Data lakes: Look before you leap
21 November 2016
It’s a feature of developing technology that buzz words tend to appear all of a sudden – everyone is talking about it. At the moment it’s ‘data lakes’, a method of storing Big Data – for which Apache Hadoop is the best-known platform.
The term data lake has been used to mean many things in industry but the ‘lake’ terminology is quite a useful way of getting your head around the idea. In contrast to data warehousing, where the data is pre-sorted, cleaned and packaged according to what you might need it for – a data lake is a vast repository of unpackaged structured and unstructured data that any user can access and mine. James Dixon, who’s credited with inventing the term, likened a data warehouse to a store of bottled water, whereas the lake is a body of water in its natural state.
The overriding advantage of a data lake is that the data is non-relational. With a data warehouse you need to know what questions you want to ask of the data upfront, and then structure the data accordingly. A data lake brings the processing to the data, so it can respond to an entirely new question without the need for an expensive rewrite.
Data lakes are an appealing idea for organisations. Our latest global CEO Survey showed that business leaders see Big Data as important ammunition for the future; 68% said that Big Data and analytics technologies were likely to generate the biggest return on investment for their organisation. Given what’s been written so far about the advantages of a data lake approach, it must be tempting for business leaders to just dive in and set aside a capital investment, thinking it will solve all their problems.
But as with any technology project, it’s a good idea to stop and ask yourself – what do I really need this for?
It’s essential to remember that implementing a data repository isn’t a technology project. The technology allows you to make the best use of your data; it allows you to move up the curve in terms of understanding and driving your business. So don’t start down the data repository road until you have a clear idea of what you want to do with the data you have.

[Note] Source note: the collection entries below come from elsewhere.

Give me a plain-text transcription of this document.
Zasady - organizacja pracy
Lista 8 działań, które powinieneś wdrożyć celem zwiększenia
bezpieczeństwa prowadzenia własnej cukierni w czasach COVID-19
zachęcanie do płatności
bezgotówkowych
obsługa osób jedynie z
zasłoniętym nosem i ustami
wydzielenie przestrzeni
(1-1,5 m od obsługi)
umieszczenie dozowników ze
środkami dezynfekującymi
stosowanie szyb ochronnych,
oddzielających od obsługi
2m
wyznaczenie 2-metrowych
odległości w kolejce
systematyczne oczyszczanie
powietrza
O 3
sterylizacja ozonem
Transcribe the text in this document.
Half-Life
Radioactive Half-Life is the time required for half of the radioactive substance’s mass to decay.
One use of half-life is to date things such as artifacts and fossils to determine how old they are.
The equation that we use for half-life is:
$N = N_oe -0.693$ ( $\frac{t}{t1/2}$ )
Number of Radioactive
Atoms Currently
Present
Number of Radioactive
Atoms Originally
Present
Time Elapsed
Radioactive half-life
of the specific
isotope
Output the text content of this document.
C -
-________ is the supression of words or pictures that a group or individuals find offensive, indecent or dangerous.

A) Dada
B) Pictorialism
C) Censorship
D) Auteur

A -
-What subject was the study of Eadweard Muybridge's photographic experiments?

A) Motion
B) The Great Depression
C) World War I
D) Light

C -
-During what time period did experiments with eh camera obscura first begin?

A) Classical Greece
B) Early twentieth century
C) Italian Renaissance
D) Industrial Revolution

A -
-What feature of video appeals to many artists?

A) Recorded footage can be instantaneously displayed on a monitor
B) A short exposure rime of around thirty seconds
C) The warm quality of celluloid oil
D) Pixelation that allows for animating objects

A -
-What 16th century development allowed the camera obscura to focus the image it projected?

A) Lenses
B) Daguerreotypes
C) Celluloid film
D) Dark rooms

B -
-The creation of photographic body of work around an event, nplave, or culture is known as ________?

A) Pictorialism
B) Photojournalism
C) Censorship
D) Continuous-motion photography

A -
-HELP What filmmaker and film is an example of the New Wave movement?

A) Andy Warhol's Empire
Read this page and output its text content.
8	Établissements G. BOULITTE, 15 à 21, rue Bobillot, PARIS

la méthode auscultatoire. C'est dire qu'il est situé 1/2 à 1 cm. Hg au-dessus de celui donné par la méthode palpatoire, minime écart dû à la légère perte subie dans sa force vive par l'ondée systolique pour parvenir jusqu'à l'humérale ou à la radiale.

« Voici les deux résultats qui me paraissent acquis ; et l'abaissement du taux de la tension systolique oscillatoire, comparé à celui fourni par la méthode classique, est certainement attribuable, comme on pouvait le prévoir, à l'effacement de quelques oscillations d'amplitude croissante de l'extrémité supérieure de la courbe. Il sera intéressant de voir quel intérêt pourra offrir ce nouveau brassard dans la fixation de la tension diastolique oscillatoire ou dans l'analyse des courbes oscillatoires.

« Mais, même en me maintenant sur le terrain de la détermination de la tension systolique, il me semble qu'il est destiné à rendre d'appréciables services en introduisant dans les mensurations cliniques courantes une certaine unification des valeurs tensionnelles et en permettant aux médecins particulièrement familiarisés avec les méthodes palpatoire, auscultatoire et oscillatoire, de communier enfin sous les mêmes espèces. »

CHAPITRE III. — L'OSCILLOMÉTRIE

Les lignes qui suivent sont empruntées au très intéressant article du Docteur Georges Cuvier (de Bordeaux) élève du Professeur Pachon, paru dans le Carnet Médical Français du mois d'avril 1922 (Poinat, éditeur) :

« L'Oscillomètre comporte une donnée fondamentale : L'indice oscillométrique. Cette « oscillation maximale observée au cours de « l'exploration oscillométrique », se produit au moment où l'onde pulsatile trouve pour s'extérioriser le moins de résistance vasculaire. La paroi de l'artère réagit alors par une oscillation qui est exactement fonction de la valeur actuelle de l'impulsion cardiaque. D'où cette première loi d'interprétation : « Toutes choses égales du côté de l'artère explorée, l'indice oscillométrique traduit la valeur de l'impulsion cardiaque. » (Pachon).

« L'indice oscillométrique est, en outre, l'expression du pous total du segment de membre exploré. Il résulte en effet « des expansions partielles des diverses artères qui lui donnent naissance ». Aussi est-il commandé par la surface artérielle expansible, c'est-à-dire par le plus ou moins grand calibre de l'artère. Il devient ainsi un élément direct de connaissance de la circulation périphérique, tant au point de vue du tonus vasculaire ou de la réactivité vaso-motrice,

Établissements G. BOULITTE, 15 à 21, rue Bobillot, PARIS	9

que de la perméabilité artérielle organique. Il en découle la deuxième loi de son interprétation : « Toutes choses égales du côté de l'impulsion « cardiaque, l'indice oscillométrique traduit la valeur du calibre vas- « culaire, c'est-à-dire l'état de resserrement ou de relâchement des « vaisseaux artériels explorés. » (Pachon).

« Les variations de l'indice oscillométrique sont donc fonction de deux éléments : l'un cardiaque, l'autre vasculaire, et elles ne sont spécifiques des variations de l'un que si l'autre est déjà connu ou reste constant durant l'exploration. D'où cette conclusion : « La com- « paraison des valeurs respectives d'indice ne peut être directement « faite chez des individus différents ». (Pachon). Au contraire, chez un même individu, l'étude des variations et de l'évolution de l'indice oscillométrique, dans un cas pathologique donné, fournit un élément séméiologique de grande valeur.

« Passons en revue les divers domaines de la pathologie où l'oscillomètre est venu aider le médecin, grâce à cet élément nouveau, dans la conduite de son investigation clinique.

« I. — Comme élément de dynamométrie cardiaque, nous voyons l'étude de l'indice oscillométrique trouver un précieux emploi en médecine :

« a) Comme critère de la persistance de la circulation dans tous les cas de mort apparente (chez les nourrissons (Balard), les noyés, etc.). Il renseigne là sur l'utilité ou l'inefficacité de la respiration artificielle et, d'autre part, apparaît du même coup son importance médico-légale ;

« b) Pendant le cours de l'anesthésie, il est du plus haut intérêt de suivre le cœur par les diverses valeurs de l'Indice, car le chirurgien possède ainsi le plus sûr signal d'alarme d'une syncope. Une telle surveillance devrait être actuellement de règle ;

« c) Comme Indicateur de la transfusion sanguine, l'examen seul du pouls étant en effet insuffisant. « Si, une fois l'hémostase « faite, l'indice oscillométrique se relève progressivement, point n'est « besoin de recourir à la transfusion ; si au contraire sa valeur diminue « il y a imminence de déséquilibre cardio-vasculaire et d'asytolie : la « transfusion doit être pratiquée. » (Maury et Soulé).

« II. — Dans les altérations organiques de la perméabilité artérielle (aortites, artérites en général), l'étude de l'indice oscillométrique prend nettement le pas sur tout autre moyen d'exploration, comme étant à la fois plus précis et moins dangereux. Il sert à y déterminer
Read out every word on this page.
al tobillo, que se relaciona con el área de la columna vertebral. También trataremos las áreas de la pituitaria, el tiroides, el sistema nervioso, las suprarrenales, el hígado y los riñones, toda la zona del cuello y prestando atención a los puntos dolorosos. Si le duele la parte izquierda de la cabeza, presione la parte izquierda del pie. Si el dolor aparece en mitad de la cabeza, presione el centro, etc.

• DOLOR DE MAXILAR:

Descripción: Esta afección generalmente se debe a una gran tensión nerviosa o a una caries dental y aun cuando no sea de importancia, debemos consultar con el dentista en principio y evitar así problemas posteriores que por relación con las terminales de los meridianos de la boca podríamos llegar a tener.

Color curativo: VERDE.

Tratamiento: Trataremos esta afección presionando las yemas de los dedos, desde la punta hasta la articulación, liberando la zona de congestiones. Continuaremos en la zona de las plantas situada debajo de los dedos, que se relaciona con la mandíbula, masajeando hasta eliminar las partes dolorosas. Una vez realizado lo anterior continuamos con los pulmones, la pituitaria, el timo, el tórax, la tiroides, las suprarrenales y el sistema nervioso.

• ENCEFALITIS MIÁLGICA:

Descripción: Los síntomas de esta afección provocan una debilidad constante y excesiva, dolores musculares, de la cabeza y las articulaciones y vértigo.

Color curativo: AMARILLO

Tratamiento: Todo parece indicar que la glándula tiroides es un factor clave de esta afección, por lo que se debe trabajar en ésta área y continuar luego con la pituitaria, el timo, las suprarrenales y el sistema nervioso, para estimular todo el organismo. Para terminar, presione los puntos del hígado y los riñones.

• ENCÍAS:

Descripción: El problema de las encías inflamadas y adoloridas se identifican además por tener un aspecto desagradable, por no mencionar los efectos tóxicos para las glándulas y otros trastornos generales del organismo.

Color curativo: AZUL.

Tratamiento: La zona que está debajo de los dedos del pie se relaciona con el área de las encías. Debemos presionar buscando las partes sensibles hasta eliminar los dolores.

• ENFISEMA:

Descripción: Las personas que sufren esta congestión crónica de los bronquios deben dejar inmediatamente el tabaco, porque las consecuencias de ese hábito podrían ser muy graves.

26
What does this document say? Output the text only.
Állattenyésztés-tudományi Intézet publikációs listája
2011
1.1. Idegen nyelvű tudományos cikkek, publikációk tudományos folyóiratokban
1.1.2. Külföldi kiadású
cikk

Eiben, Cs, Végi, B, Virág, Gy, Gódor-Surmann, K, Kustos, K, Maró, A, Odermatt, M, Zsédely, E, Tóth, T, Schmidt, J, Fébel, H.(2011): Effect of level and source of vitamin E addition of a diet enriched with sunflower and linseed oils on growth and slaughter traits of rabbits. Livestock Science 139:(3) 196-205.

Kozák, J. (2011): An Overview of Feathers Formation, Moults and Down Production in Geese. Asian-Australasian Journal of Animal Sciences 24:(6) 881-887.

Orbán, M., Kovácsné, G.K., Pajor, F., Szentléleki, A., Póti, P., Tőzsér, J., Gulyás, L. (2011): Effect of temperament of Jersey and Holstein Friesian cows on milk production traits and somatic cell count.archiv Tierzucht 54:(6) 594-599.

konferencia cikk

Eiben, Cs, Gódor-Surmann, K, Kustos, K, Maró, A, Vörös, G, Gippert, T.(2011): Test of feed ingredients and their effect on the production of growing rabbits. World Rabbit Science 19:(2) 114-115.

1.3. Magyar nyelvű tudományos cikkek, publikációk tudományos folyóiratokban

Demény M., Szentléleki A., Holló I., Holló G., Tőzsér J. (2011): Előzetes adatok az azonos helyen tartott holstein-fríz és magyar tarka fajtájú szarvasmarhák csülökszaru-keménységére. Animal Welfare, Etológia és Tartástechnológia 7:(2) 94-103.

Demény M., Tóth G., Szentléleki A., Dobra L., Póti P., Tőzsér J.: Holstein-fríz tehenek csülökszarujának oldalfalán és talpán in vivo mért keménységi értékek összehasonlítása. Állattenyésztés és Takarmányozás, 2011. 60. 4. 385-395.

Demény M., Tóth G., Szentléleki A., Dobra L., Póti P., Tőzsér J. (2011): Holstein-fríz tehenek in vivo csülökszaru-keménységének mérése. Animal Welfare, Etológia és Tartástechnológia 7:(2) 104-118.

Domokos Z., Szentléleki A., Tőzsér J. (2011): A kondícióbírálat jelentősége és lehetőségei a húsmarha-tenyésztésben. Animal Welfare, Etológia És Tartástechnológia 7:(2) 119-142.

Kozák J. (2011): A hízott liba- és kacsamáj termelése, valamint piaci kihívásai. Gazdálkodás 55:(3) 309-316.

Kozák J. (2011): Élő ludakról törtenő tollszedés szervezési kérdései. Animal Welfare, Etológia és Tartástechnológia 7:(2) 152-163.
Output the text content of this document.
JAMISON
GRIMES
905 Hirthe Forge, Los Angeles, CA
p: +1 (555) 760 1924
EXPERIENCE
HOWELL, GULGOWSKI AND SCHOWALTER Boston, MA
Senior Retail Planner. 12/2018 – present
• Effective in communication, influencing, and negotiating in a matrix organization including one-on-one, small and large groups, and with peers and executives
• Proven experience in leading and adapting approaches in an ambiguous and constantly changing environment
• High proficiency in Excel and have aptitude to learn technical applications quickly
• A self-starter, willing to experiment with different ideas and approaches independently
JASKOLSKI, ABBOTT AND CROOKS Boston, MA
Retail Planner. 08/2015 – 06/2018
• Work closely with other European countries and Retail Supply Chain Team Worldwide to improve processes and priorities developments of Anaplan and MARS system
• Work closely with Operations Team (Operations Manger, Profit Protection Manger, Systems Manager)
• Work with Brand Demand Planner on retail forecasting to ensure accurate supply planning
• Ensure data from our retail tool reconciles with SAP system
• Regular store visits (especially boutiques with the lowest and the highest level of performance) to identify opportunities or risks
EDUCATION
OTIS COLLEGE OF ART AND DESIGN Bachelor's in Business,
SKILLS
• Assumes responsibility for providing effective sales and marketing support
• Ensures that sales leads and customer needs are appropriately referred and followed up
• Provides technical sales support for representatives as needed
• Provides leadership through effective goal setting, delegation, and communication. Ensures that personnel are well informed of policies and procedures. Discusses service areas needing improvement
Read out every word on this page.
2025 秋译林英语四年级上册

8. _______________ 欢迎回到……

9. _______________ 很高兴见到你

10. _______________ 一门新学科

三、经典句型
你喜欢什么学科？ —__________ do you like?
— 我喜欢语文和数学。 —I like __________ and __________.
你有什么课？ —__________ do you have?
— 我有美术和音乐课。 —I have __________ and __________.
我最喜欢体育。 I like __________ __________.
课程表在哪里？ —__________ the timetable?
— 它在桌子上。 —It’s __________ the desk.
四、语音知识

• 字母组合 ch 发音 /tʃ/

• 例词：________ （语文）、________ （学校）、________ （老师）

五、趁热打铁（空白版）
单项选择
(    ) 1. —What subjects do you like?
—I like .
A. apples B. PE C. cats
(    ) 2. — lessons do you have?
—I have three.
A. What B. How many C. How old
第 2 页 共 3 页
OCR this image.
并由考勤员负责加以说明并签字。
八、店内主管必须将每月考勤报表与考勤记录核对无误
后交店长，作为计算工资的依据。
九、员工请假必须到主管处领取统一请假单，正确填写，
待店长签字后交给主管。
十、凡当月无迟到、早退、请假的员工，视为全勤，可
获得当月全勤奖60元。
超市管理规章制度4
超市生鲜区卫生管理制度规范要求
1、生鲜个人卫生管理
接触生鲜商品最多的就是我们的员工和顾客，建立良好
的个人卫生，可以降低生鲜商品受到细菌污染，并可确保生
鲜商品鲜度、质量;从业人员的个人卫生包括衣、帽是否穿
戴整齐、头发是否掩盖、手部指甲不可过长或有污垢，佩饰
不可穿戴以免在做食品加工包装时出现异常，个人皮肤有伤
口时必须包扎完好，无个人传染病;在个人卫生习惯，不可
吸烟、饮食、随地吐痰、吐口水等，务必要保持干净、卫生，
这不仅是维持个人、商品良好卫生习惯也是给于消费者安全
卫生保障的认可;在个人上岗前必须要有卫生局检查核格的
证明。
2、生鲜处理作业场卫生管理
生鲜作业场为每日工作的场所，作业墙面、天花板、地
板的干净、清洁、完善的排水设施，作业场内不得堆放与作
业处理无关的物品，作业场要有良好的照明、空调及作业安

We have a vastly increased capacity to collect structured and unstructured data – but just because you can collect it, doesn’t mean that you should, or that you’re obliged to use everything you collect. It’s possible to explore data relatively cheaply – cloud technology has brought us that ability. So why spend millions on technology when you can do what you need to do for a fraction of the price?
As the saying goes, don’t boil the ocean. The only way you can solve a problem is by understanding what problem you want to solve in the first place.